Con i due fenomeni che si stanno avviando lungo la parabola discendente della carriera, il modello del prossimo giocatore più accreditato a vincere un trofeo che sarà un uguale spartiacque è un altro centrocampista, biondo come il ceco, ma di nazionalità belga: Kevin de Bruyne, il fulcro del Manchester City di Guardiola.

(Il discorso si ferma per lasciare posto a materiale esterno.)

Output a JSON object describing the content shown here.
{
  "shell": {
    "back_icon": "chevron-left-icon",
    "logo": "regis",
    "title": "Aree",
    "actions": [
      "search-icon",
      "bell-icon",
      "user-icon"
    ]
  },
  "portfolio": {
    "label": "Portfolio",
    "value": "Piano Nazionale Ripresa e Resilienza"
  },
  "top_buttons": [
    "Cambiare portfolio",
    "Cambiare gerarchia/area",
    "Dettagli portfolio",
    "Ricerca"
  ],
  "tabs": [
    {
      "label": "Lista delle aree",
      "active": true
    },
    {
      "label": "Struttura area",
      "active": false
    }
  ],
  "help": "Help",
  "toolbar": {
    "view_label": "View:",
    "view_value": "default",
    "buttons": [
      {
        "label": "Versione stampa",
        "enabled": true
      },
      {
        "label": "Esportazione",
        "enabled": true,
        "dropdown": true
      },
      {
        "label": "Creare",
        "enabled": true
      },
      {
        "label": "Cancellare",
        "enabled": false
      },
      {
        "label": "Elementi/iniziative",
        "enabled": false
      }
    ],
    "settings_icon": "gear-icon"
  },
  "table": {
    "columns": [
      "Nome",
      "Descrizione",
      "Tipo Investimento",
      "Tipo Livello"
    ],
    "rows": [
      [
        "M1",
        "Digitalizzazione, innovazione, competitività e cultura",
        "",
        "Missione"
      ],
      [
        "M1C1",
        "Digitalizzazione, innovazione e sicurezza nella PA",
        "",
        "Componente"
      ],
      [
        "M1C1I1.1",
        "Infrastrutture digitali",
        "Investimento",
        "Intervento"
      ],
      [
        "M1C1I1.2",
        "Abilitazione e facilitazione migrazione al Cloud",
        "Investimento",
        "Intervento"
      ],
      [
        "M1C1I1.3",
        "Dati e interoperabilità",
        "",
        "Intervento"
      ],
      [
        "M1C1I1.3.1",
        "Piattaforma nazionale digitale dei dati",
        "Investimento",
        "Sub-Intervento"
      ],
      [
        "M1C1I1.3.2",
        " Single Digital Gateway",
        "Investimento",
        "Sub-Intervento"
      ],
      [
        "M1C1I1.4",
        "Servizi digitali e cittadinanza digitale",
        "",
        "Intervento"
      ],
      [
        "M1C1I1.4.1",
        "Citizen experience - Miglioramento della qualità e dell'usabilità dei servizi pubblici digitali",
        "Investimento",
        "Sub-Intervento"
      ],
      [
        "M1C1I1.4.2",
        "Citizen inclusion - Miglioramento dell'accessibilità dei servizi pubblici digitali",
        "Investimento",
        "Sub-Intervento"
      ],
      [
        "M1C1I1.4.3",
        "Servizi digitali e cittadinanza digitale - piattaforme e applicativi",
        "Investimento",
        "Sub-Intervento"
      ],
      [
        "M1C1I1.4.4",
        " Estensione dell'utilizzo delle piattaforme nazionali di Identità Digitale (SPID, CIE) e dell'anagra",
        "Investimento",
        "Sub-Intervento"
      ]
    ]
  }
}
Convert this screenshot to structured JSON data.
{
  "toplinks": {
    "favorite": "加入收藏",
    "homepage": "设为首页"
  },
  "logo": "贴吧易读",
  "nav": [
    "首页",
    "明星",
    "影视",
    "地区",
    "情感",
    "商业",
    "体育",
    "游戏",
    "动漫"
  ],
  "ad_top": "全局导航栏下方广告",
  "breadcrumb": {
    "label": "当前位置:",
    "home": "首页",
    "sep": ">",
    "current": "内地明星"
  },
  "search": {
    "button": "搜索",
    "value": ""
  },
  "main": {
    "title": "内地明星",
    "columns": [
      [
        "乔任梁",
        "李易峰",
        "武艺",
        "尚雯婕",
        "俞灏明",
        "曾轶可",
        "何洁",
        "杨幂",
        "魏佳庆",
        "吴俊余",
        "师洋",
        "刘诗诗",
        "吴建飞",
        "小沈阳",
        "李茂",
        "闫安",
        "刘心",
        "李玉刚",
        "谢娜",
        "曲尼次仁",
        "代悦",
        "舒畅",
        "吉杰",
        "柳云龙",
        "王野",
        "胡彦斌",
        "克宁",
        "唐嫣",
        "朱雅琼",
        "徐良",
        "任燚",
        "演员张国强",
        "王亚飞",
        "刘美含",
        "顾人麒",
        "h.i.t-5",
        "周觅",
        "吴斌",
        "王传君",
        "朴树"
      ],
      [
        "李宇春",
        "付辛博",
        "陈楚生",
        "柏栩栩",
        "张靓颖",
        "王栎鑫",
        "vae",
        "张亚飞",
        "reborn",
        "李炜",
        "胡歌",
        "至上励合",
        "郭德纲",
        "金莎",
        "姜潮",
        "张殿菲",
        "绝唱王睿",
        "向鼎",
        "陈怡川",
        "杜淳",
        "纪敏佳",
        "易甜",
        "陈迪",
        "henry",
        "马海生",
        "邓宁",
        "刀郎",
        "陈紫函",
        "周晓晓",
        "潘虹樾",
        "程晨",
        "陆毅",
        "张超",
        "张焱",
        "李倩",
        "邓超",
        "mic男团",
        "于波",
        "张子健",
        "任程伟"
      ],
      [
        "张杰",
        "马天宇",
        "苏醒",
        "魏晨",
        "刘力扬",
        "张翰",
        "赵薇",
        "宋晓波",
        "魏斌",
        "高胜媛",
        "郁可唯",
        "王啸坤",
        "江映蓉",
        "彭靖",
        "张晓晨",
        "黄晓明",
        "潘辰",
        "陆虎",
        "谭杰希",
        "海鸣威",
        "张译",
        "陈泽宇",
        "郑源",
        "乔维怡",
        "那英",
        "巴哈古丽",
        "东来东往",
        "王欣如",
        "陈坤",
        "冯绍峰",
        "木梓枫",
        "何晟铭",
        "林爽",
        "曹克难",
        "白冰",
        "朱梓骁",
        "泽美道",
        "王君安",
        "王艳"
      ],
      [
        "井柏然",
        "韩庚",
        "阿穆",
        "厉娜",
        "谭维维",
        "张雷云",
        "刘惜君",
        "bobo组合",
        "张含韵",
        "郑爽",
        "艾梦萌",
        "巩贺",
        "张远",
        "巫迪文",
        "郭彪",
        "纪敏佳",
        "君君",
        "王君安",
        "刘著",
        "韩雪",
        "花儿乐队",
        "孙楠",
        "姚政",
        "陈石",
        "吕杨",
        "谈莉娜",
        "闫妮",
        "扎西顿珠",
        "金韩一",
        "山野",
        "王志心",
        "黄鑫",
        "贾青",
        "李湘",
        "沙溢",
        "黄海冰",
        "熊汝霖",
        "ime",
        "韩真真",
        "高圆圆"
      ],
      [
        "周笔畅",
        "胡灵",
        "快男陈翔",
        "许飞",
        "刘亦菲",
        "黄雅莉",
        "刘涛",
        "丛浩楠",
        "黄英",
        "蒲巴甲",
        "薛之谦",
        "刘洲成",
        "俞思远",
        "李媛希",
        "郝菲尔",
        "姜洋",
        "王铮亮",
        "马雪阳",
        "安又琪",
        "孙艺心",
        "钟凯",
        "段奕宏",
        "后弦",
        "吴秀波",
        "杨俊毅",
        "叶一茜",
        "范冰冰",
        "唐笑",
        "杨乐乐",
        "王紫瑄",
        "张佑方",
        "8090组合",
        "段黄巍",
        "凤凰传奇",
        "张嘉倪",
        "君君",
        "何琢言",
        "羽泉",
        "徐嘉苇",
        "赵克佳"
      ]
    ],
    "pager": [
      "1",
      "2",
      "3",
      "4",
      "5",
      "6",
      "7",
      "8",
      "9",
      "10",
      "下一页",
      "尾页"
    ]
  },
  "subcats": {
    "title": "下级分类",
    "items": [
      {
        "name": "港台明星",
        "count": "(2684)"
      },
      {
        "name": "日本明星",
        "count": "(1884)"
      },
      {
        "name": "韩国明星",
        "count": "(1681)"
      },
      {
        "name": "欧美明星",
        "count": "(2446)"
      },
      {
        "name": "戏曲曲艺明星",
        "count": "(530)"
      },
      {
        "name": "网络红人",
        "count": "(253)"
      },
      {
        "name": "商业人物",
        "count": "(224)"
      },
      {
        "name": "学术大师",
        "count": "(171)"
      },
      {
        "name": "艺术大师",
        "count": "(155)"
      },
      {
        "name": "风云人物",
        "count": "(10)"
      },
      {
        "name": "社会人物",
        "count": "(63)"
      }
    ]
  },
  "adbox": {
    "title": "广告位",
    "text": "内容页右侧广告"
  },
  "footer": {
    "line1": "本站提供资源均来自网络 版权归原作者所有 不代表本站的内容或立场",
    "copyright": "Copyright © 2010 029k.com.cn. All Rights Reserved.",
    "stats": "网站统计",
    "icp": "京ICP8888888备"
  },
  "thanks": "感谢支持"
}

Chi era Pavel Nedved, la Furia Ceca
Pavel Nedved nasce a Cheb, nell’allora Cecoslovacchia, nel 1972, figlio di una commessa e di un minatore che nei fine settimana giocava a calcio nella squadra locale. Inizia a giocare a calcio nella squadra del paese in cui è cresciuto, Skalna, ma nonostante la buona tecnica e la grande velocità, il fisico esile non gli permette di emergere. Per ovviare a questo difetto, Pavel prende l’abitudine a tirare appena possibile, in maniera da evitare eventuali contrasti. Quest’abitudine gli resterà addosso anche quando il fisico si svilupperà e gli garantirà la chiamata nelle giovanili del Viktoria Plzen. In poco tempo Pavel, grazie alla sua abnegazione, attira l’interesse delle grandi squadre della capitale, passando prima al Dukla e poi allo Sparta Praga, mentre il paese attorno a lui si trasforma, con la Repubblica Ceca che si separa dalla Slovacchia.
L’ esplosione alla Lazio
Taciturno e sempre concentrato, Pavel inizia a giocare e segnare con regolarità, vincendo 3 campionati e guadagnandosi la maglia della nazionale ceca, con la quale vive un’esaltante Europeo nel 1996, in cui segna un gol all’Italia di Sacchi e arriva fino alla finale persa contro la Germania. Il connazionale ceco Zdenek Zeman convince il presidente della Lazio Sergio Cragnotti ad investire su questo centrocampista che si era già promesso al PSV Eindhoven.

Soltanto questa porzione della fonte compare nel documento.